The average cost of both diesel and petrol at UK filling stations increased by record amounts during March, according to the RAC.

It said the average price of a litre of diesel rose by a whopping 22.06p during the month to 177.29p – which was itself down from a record high of 179.9p seen on 23 March.

Meanwhile the average litre of petrol rose by 11.62p during the month to 163.28p, with a record high price of 167.3p seen on 22 March.

The increases came despite the UK Government introducing a 5p cut in fuel duty during the month. The RAC said the difference made by that cut had been masked by a $6 rise in the price of a barrel of oil on the day it was announced, and that without the cut prices would be even higher.

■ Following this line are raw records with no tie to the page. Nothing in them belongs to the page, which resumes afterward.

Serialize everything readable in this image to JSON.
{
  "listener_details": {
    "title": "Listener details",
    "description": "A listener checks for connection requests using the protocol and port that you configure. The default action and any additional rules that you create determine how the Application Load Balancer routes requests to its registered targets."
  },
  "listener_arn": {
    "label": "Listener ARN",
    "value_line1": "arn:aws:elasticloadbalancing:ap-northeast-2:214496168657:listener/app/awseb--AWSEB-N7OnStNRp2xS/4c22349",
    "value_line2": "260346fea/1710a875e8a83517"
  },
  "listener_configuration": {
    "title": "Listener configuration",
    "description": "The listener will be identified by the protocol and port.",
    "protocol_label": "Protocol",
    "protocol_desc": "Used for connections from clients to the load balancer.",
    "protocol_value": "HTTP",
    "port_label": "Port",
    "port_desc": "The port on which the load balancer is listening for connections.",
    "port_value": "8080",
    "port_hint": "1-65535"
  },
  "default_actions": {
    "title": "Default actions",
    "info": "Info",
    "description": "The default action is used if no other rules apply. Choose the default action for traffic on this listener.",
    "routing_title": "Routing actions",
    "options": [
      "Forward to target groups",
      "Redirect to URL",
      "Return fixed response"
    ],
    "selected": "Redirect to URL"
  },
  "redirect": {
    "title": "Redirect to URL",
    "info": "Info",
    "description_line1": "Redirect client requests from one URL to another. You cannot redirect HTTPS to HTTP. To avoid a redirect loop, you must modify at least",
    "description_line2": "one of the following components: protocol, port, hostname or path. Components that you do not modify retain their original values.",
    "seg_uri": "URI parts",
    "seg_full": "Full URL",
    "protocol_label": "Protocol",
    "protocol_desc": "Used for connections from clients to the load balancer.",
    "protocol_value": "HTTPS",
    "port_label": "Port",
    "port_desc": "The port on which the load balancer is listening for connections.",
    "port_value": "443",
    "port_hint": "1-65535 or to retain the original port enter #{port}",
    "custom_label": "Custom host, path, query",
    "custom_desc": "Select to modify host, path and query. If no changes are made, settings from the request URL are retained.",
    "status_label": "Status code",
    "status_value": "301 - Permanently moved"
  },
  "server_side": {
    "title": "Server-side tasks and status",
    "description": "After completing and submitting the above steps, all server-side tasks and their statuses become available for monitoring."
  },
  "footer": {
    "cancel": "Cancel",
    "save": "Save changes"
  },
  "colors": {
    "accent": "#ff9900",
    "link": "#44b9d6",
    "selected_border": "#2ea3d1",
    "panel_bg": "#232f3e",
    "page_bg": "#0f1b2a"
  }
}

RAC spokesman Simon Williams said: “March 2022 will go down in the history books as one of the worst months ever when it comes to pump prices – over the 22 years we have been monitoring pump prices as part of our Fuel Watch initiative we’ve never witnessed such extreme rises in prices over such a short period. To describe the current situation facing drivers at the forecourt as ‘bleak’ is therefore something of an understatement.

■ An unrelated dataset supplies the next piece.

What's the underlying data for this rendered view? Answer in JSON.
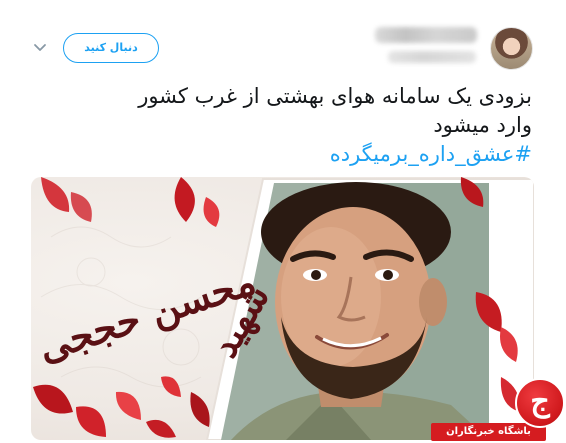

“Without question, these figures show in the starkest possible terms just how much fuel prices are contributing to the cost-of-living crisis which will be affecting households up and down the country. 

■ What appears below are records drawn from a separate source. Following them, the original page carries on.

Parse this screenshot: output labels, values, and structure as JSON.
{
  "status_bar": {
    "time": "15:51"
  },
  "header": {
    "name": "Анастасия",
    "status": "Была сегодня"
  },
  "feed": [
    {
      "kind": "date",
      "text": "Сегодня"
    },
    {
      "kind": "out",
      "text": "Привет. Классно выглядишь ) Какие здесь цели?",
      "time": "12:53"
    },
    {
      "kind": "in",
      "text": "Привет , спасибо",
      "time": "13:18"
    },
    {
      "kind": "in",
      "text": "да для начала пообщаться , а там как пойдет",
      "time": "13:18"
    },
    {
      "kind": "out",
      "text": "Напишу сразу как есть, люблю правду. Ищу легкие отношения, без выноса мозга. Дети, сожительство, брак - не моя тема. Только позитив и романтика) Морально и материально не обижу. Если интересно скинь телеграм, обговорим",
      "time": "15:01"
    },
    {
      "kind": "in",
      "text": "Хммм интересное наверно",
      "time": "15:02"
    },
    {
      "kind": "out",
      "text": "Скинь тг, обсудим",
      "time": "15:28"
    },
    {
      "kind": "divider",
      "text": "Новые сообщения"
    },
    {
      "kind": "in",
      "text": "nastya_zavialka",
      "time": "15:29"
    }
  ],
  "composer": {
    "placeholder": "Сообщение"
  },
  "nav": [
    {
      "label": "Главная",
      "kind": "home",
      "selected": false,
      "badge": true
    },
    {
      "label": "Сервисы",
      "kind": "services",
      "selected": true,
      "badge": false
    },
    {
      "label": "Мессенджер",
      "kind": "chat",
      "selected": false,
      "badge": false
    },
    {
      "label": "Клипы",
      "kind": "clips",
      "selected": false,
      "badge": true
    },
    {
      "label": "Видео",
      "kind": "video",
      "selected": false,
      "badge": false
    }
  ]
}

“The fact pump prices have fallen so little [after the fuel duty cut] reflects the fact that the cost to retailers of buying fuel had been going up ahead of the Spring Statement. Had the Chancellor temporarily cut VAT rather than fuel duty on fuel, as we asked him to do, the impact on pump prices would have been immediate with drivers benefitting straight away. 

“Cutting VAT would also have gone some way towards shielding drivers from future increases – something a cut in duty just can’t do.”